When we think about microphones, we usually think, “you get what you pay for.” This used to be the case back in c1994. But nowadays, with the advent of incredible new technologies, the same microphone sound that used to cost $5,000 now only costs $500. There’s trade-offs in everything of course, but as we worked on the Cinema Sound Foley Library, we noticed something peculiar about the Røde NTG-4 and the Saramonic TM-1. And this might make you consider replacing your NTG-4 with a TM-1…
What makes up a microphone sound? A few things:
- Polar Pattern (In degrees, how much off-axis sound can the mic pick up)
- Frequency Response
- Transient Response (How fast can the mic recover from strong impulses and transients)
- Noise Levels
- Bells and Whistles (filters or EQs that can change the sound)
- How it Deals with Bogies like Plosives, Wind, Fricatives and Bumps.
- Output Level
When we test a microphone we generally look to these characteristics to compare one mic to another (and to get general specs). Some of these are subjective, but some are not (like Output Level).
The Funny Thing
As we worked with several microphones to create the Foley Library, we realized that some microphones were just not well-suited to the task. They had dark frequency responses or had a polar pattern that was too wide (or narrow) to be suitable for the motion of the foley artists.
We also noticed that some microphones had nearly exactly the same sound reproduction characteristics.
The biggest stand out microphone pair was the Røde NTG-4(+) and the Saramonic TM-1. Both are shotgun, supercardioid polar pattern condensers which can be battery powered or use phantom (+48) volts. They both have high output (although the NTG-4 is stronger), low cut and high shelf boost modes.
The high shelf is a miracle worker when it comes to recording the subtle and typically high-frequency sounds of foley. Of course, one can use a bright microphone like an NTG-3 or Sennheiser 416, but to have the ability to have a selection at your disposal – in a mic that’s half the price – it’s pretty nice.
That high frequency shelf is a great equalizer (in terms of making things equal) when it comes to levying the price of an $1,100 416, an $800 NTG-3 or a $399 NTG-4 or a $199 TM-1 – all of which would do a fine job with foley and dialog.
The frequency response of the NTG-4 and the TM-1 are nearly identical. So much so that they might as well be the same mic. Both handle bogies terribly as condenser shotgun mics do, and both are reasonably noisy as shotgun mics are. Although it should be mentioned that the TM-1 is quite a bit more noisy than the NTG-4. When it comes to foley or anything low volume, I’d suggest going to the Røde. However, anything else, the TM-1 avails itself quite well.
Should you consider replacing your NTG-4 for the TM-1? Well, I’ve used it on numerous run-and-guns and it has never failed me. Is it cheaply made? Yep. Is it as good as the NTG-4? Nope.
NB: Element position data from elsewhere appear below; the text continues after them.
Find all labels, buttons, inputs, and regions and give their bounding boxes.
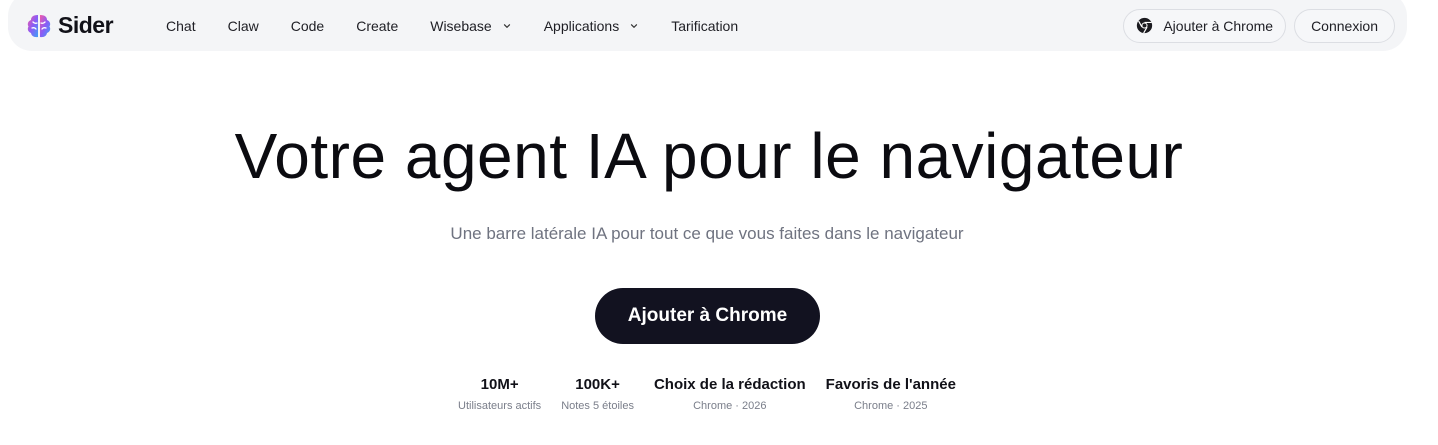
cta-label: Ajouter à Chrome	[627, 305, 788, 326]
stat-item: 10M+ Utilisateurs actifs	[458, 375, 541, 413]
stat-label: Chrome · 2025	[854, 400, 928, 412]
nav-item-create[interactable]: Create	[340, 10, 414, 42]
hero-subtitle: Une barre latérale IA pour tout ce que v…	[450, 224, 964, 243]
chevron-down-icon	[631, 23, 638, 28]
nav-item-label: Chat	[166, 17, 196, 34]
stat-label: Notes 5 étoiles	[561, 400, 634, 412]
nav-actions: Ajouter à Chrome Connexion	[1123, 8, 1395, 43]
brand-name: Sider	[58, 12, 114, 38]
top-navbar: Sider Chat Claw Code Create Wisebase App…	[8, 0, 1407, 51]
nav-item-label: Create	[356, 17, 399, 34]
stat-label: Utilisateurs actifs	[458, 400, 542, 412]
nav-item-wisebase[interactable]: Wisebase	[414, 10, 527, 42]
login-button[interactable]: Connexion	[1294, 8, 1395, 43]
nav-item-label: Claw	[227, 17, 259, 34]
stat-value: 100K+	[575, 376, 620, 393]
nav-item-label: Applications	[543, 17, 620, 34]
stat-value: 10M+	[480, 376, 519, 393]
add-to-chrome-cta-button[interactable]: Ajouter à Chrome	[595, 288, 820, 344]
nav-item-code[interactable]: Code	[275, 10, 340, 42]
nav-item-claw[interactable]: Claw	[212, 10, 275, 42]
stats-row: 10M+ Utilisateurs actifs 100K+ Notes 5 é…	[0, 375, 1414, 413]
stat-item: Favoris de l'année Chrome · 2025	[826, 375, 956, 413]
nav-item-chat[interactable]: Chat	[150, 10, 212, 42]
main-nav: Chat Claw Code Create Wisebase Applicati…	[150, 10, 754, 42]
login-label: Connexion	[1311, 17, 1378, 34]
nav-item-label: Tarification	[671, 17, 739, 34]
nav-item-tarification[interactable]: Tarification	[655, 10, 754, 42]
add-to-chrome-nav-button[interactable]: Ajouter à Chrome	[1123, 8, 1287, 43]
stat-item: Choix de la rédaction Chrome · 2026	[654, 375, 806, 413]
nav-item-applications[interactable]: Applications	[528, 10, 656, 42]
hero-title: Votre agent IA pour le navigateur	[234, 120, 1184, 192]
chrome-icon	[1137, 17, 1153, 34]
stat-value: Choix de la rédaction	[653, 376, 806, 393]
stat-value: Favoris de l'année	[825, 376, 956, 393]
nav-item-label: Wisebase	[430, 17, 492, 34]
brain-icon	[27, 14, 51, 37]
sider-logo[interactable]: Sider	[25, 12, 114, 40]
add-to-chrome-nav-label: Ajouter à Chrome	[1163, 17, 1274, 34]
chevron-down-icon	[503, 23, 510, 28]
nav-item-label: Code	[290, 17, 325, 34]
stat-item: 100K+ Notes 5 étoiles	[561, 375, 634, 413]
stat-label: Chrome · 2026	[693, 400, 767, 412]
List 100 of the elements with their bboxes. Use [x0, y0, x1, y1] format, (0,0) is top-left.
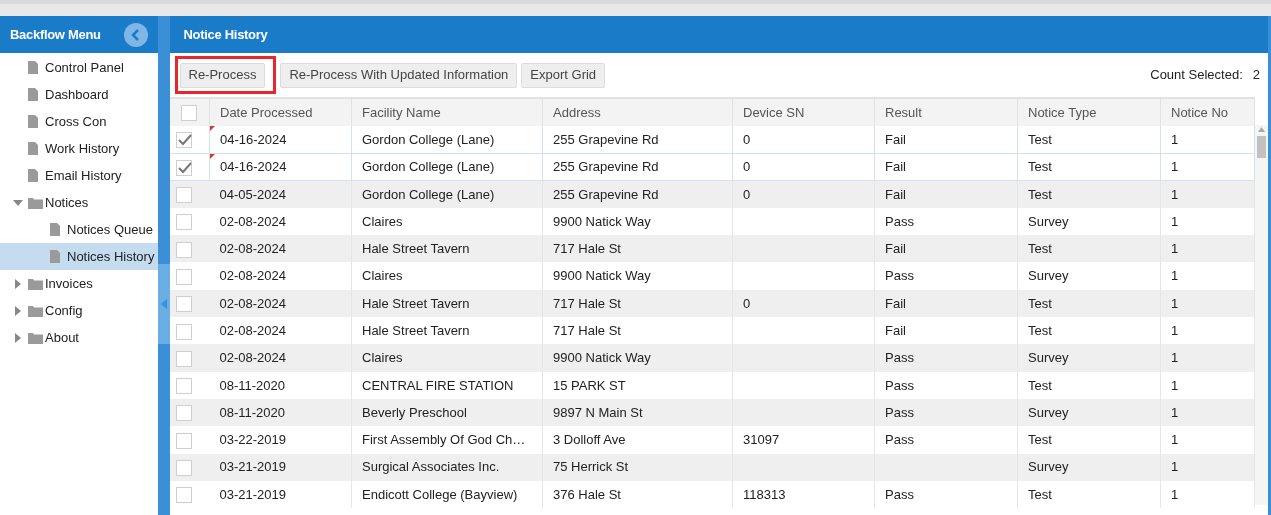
table-cell: CENTRAL FIRE STATION	[351, 371, 543, 399]
table-cell: Pass	[874, 262, 1018, 290]
toolbar-button[interactable]: Re-Process	[179, 62, 266, 88]
table-cell: Pass	[874, 480, 1018, 509]
document-icon	[50, 223, 60, 236]
table-cell: Pass	[874, 344, 1018, 372]
checkbox[interactable]	[175, 241, 192, 258]
table-cell: 02-08-2024	[209, 262, 352, 290]
table-cell: 1	[1160, 344, 1255, 372]
tree-item[interactable]: Notices History	[0, 243, 158, 270]
tree-item[interactable]: Config	[0, 297, 158, 324]
table-cell: Gordon College (Lane)	[351, 180, 543, 208]
tree-item[interactable]: Cross Con	[0, 108, 158, 135]
tree-item[interactable]: Notices Queue	[0, 216, 158, 243]
table-cell: Survey	[1017, 453, 1161, 481]
triangle-left-icon	[160, 298, 167, 309]
table-cell: Claires	[351, 344, 543, 372]
checkbox[interactable]	[175, 378, 192, 395]
table-cell: 1	[1160, 126, 1255, 154]
document-icon	[28, 115, 38, 128]
checkbox[interactable]	[175, 432, 192, 449]
checkbox[interactable]	[175, 268, 192, 285]
table-cell: 0	[732, 126, 875, 154]
table-cell: 1	[1160, 426, 1255, 454]
checkbox[interactable]	[175, 323, 192, 340]
table-cell: 1	[1160, 262, 1255, 290]
table-cell: Test	[1017, 426, 1161, 454]
tree-item[interactable]: Invoices	[0, 270, 158, 297]
table-cell: 04-16-2024	[209, 153, 352, 181]
table-cell: 1	[1160, 153, 1255, 181]
checkbox[interactable]	[175, 132, 192, 149]
table-cell: 15 PARK ST	[542, 371, 733, 399]
toolbar-button[interactable]: Export Grid	[521, 62, 606, 88]
checkbox[interactable]	[175, 296, 192, 313]
folder-icon	[28, 331, 43, 344]
checkbox[interactable]	[175, 159, 192, 176]
tree-item[interactable]: Control Panel	[0, 54, 158, 81]
table-cell: Pass	[874, 371, 1018, 399]
edited-marker	[210, 126, 215, 131]
table-cell: Fail	[874, 180, 1018, 208]
table-cell: 1	[1160, 371, 1255, 399]
table-cell: Test	[1017, 480, 1161, 509]
table-cell: First Assembly Of God Ch…	[351, 426, 543, 454]
toolbar-button[interactable]: Re-Process With Updated Information	[280, 62, 518, 88]
table-cell: 0	[732, 180, 875, 208]
document-icon	[28, 169, 38, 182]
panel-title: Notice History	[183, 25, 268, 44]
checkbox[interactable]	[175, 187, 192, 204]
expanded-caret-icon	[13, 199, 23, 206]
checkbox[interactable]	[175, 350, 192, 367]
collapsed-caret-icon	[15, 332, 21, 343]
chevron-left-icon	[129, 28, 142, 41]
table-cell: 0	[732, 153, 875, 181]
table-cell: 9900 Natick Way	[542, 344, 733, 372]
table-cell: 03-21-2019	[209, 453, 352, 481]
scroll-thumb[interactable]	[1257, 136, 1266, 158]
sidebar-title: Backflow Menu	[10, 25, 101, 44]
collapse-button[interactable]	[123, 22, 148, 47]
checkbox[interactable]	[175, 405, 192, 422]
tree-item[interactable]: About	[0, 324, 158, 351]
tree-item[interactable]: Notices	[0, 189, 158, 216]
folder-icon	[28, 196, 43, 209]
table-cell: 04-16-2024	[209, 126, 352, 154]
table-cell: 31097	[732, 426, 875, 454]
table-cell: Gordon College (Lane)	[351, 126, 543, 154]
document-icon	[28, 142, 38, 155]
tree-item[interactable]: Work History	[0, 135, 158, 162]
table-cell: 3 Dolloff Ave	[542, 426, 733, 454]
table-cell: Survey	[1017, 344, 1161, 372]
table-cell: 75 Herrick St	[542, 453, 733, 481]
edited-marker	[210, 153, 215, 159]
table-cell: Test	[1017, 153, 1161, 181]
table-cell: 1	[1160, 480, 1255, 509]
table-cell: Surgical Associates Inc.	[351, 453, 543, 481]
collapsed-caret-icon	[15, 305, 21, 316]
table-cell: 1	[1160, 453, 1255, 481]
document-icon	[50, 250, 60, 263]
collapsed-caret-icon	[15, 278, 21, 289]
table-cell: 02-08-2024	[209, 344, 352, 372]
table-cell: Claires	[351, 262, 543, 290]
checkbox[interactable]	[175, 487, 192, 504]
document-icon	[28, 88, 38, 101]
table-cell: 03-21-2019	[209, 480, 352, 509]
table-cell: Survey	[1017, 262, 1161, 290]
scroll-up-icon	[1258, 127, 1265, 132]
count-value: 2	[1252, 66, 1260, 85]
document-icon	[28, 61, 38, 74]
folder-icon	[28, 277, 43, 290]
table-cell: Fail	[874, 153, 1018, 181]
tree-item[interactable]: Email History	[0, 162, 158, 189]
checkbox[interactable]	[175, 214, 192, 231]
scrollbar[interactable]	[1255, 125, 1268, 505]
table-cell: 03-22-2019	[209, 426, 352, 454]
tree-item[interactable]: Dashboard	[0, 81, 158, 108]
checkbox[interactable]	[175, 460, 192, 476]
table-cell: 08-11-2020	[209, 371, 352, 399]
table-cell: Test	[1017, 126, 1161, 154]
checkbox[interactable]	[181, 105, 198, 122]
table-cell: 255 Grapevine Rd	[542, 126, 733, 154]
table-cell: Test	[1017, 371, 1161, 399]
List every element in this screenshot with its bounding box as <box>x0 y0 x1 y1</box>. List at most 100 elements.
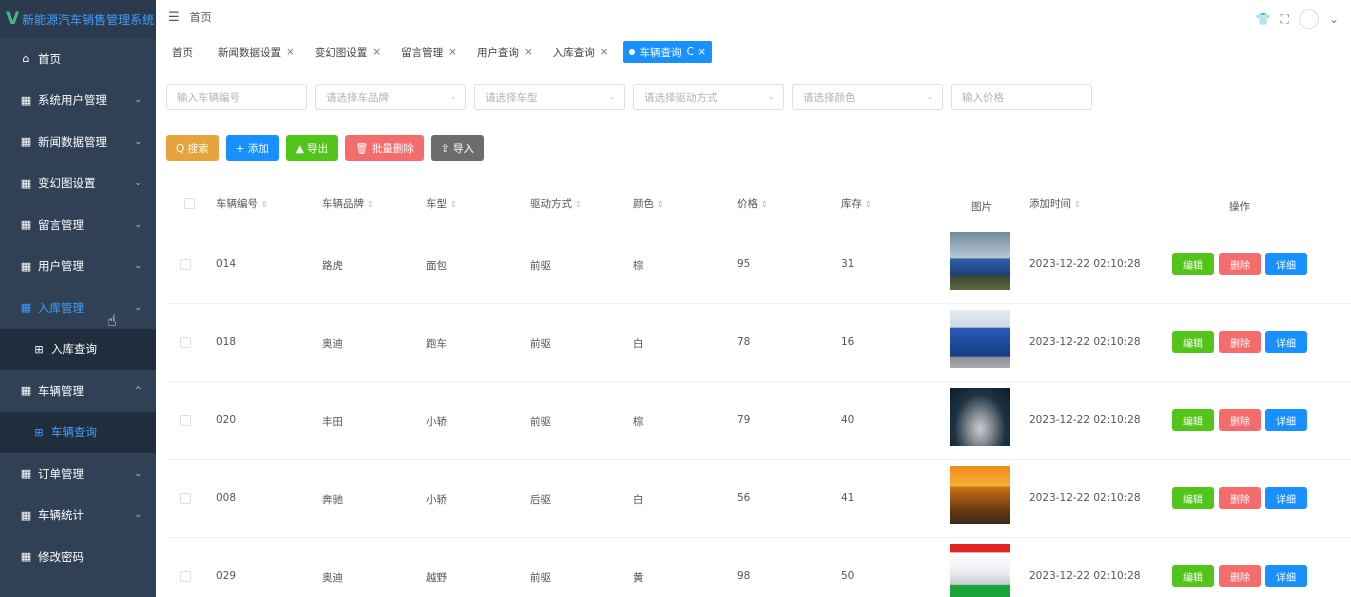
row-checkbox[interactable] <box>180 493 191 504</box>
vehicle-image[interactable] <box>950 310 1010 368</box>
close-icon[interactable]: × <box>286 46 295 58</box>
sidebar-item[interactable]: ▦ 留言管理 ⌄ <box>0 204 156 246</box>
cell-time: 2023-12-22 02:10:28 <box>1029 492 1141 504</box>
col-header-type[interactable]: 车型 ⇕ <box>426 196 457 211</box>
action-button[interactable]: Q 搜索 <box>166 135 219 161</box>
chevron-icon: ⌄ <box>134 302 142 313</box>
col-header-time[interactable]: 添加时间 ⇕ <box>1029 196 1081 211</box>
chevron-icon: ⌄ <box>134 136 142 147</box>
close-icon[interactable]: × <box>448 46 457 58</box>
detail-button[interactable]: 详细 <box>1265 565 1307 587</box>
close-icon[interactable]: × <box>372 46 381 58</box>
sidebar-item[interactable]: ⌂ 首页 <box>0 38 156 80</box>
edit-button[interactable]: 编辑 <box>1172 565 1214 587</box>
close-icon[interactable]: × <box>524 46 533 58</box>
edit-button[interactable]: 编辑 <box>1172 409 1214 431</box>
sidebar-item[interactable]: ▦ 修改密码 <box>0 536 156 578</box>
col-header-brand[interactable]: 车辆品牌 ⇕ <box>322 196 374 211</box>
tab-item[interactable]: 用户查询 × <box>471 41 539 63</box>
cell-id: 029 <box>216 570 237 582</box>
detail-button[interactable]: 详细 <box>1265 409 1307 431</box>
cell-price: 95 <box>737 258 751 270</box>
col-header-id[interactable]: 车辆编号 ⇕ <box>216 196 268 211</box>
action-button[interactable]: ⇪ 导入 <box>430 135 484 161</box>
filter-input[interactable]: 请选择颜色 ⌄ <box>792 84 943 110</box>
tab-item[interactable]: 入库查询 × <box>547 41 615 63</box>
sidebar-item[interactable]: ▦ 车辆统计 ⌄ <box>0 495 156 537</box>
select-all-checkbox[interactable] <box>184 198 195 209</box>
detail-button[interactable]: 详细 <box>1265 487 1307 509</box>
delete-button[interactable]: 删除 <box>1219 253 1261 275</box>
close-icon[interactable]: × <box>600 46 609 58</box>
vehicle-image[interactable] <box>950 544 1010 597</box>
row-checkbox[interactable] <box>180 571 191 582</box>
row-checkbox[interactable] <box>180 415 191 426</box>
row-checkbox[interactable] <box>180 337 191 348</box>
fullscreen-icon[interactable]: ⛶ <box>1281 12 1289 27</box>
avatar[interactable] <box>1298 9 1319 29</box>
edit-button[interactable]: 编辑 <box>1172 331 1214 353</box>
active-dot-icon <box>628 49 635 55</box>
grid-icon: ▦ <box>20 467 32 481</box>
tab-item[interactable]: 首页 <box>166 41 204 63</box>
cell-stock: 50 <box>841 570 855 582</box>
sidebar-item[interactable]: ⊞ 车辆查询 <box>0 411 156 453</box>
col-header-color[interactable]: 颜色 ⇕ <box>633 196 664 211</box>
detail-button[interactable]: 详细 <box>1265 253 1307 275</box>
breadcrumb[interactable]: 首页 <box>190 9 212 25</box>
detail-button[interactable]: 详细 <box>1265 331 1307 353</box>
close-icon[interactable]: C × <box>687 46 706 58</box>
col-header-stock[interactable]: 库存 ⇕ <box>841 196 872 211</box>
tab-item[interactable]: 车辆查询 C × <box>622 41 713 63</box>
col-header-ops: 操作 <box>1229 201 1250 213</box>
tab-item[interactable]: 留言管理 × <box>395 41 463 63</box>
sidebar-item[interactable]: ▦ 用户管理 ⌄ <box>0 246 156 288</box>
sidebar-item[interactable]: ▦ 车辆管理 ^ <box>0 370 156 412</box>
grid-icon: ▦ <box>20 508 32 522</box>
cell-id: 018 <box>216 336 237 348</box>
filter-input[interactable]: 请选择驱动方式 ⌄ <box>633 84 784 110</box>
delete-button[interactable]: 删除 <box>1219 565 1261 587</box>
filter-input[interactable]: 请选择车型 ⌄ <box>474 84 625 110</box>
tab-item[interactable]: 新闻数据设置 × <box>212 41 301 63</box>
sidebar-item[interactable]: ▦ 系统用户管理 ⌄ <box>0 80 156 122</box>
delete-button[interactable]: 删除 <box>1219 487 1261 509</box>
table-header: 车辆编号 ⇕ 车辆品牌 ⇕ 车型 ⇕ 驱动方式 ⇕ 颜色 ⇕ 价格 ⇕ 库存 ⇕ 图片 添加时… <box>166 188 1351 218</box>
chevron-icon: ^ <box>134 385 142 396</box>
chevron-down-icon[interactable]: ⌄ <box>1329 12 1339 26</box>
vehicle-image[interactable] <box>950 232 1010 290</box>
filter-input[interactable]: 请选择车品牌 ⌄ <box>315 84 466 110</box>
filter-bar: 输入车辆编号 请选择车品牌 ⌄ 请选择车型 ⌄ 请选择驱动方式 ⌄ 请选择颜色 ⌄ 输入价格 <box>166 84 1092 110</box>
filter-input[interactable]: 输入车辆编号 <box>166 84 307 110</box>
cell-type: 越野 <box>426 572 447 584</box>
sidebar-item[interactable]: ▦ 入库管理 ⌄ <box>0 287 156 329</box>
hamburger-icon[interactable]: ☰ <box>168 10 180 25</box>
action-button[interactable]: 🗑 批量删除 <box>345 135 424 161</box>
delete-button[interactable]: 删除 <box>1219 409 1261 431</box>
filter-input[interactable]: 输入价格 <box>951 84 1092 110</box>
sidebar-item[interactable]: ▦ 订单管理 ⌄ <box>0 453 156 495</box>
sidebar-item-label: 修改密码 <box>38 549 84 564</box>
sidebar-item[interactable]: ▦ 变幻图设置 ⌄ <box>0 163 156 205</box>
shirt-icon[interactable]: 👕 <box>1256 12 1271 26</box>
action-button[interactable]: + 添加 <box>225 135 279 161</box>
tab-item[interactable]: 变幻图设置 × <box>309 41 387 63</box>
edit-button[interactable]: 编辑 <box>1172 253 1214 275</box>
col-header-price[interactable]: 价格 ⇕ <box>737 196 768 211</box>
sidebar-item[interactable]: ▦ 新闻数据管理 ⌄ <box>0 121 156 163</box>
cell-time: 2023-12-22 02:10:28 <box>1029 570 1141 582</box>
action-button[interactable]: ▲ 导出 <box>285 135 339 161</box>
vehicle-image[interactable] <box>950 388 1010 446</box>
apps-icon: ⊞ <box>34 425 44 439</box>
vehicle-image[interactable] <box>950 466 1010 524</box>
row-checkbox[interactable] <box>180 259 191 270</box>
cell-time: 2023-12-22 02:10:28 <box>1029 414 1141 426</box>
grid-icon: ▦ <box>20 93 32 107</box>
sidebar-item[interactable]: ⊞ 入库查询 <box>0 328 156 370</box>
delete-button[interactable]: 删除 <box>1219 331 1261 353</box>
cell-color: 黄 <box>633 572 644 584</box>
tab-label: 留言管理 <box>401 46 444 59</box>
col-header-drive[interactable]: 驱动方式 ⇕ <box>530 196 582 211</box>
edit-button[interactable]: 编辑 <box>1172 487 1214 509</box>
tab-label: 变幻图设置 <box>314 46 368 59</box>
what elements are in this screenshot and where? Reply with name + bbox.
But value-for-value, the TM-1 is a much better microphone.
Also remember: if we’re talking about <$400 shotgun mics, we’re really splitting hairs. Your shotguns for professional-grade use are $700+. So at the below $500 level, value is more important than sound quality. I know that sounds crazy, but for the independent media creator on a budget, we have to admit this. As long as the sound is good and reasonably clean, it’s a good value, and it’s a better value than another mic if the price is less. And here, with about 60% of Saramonic products, they have a STRONG advantage over most audio gear for your phone, camera or wireless transmission.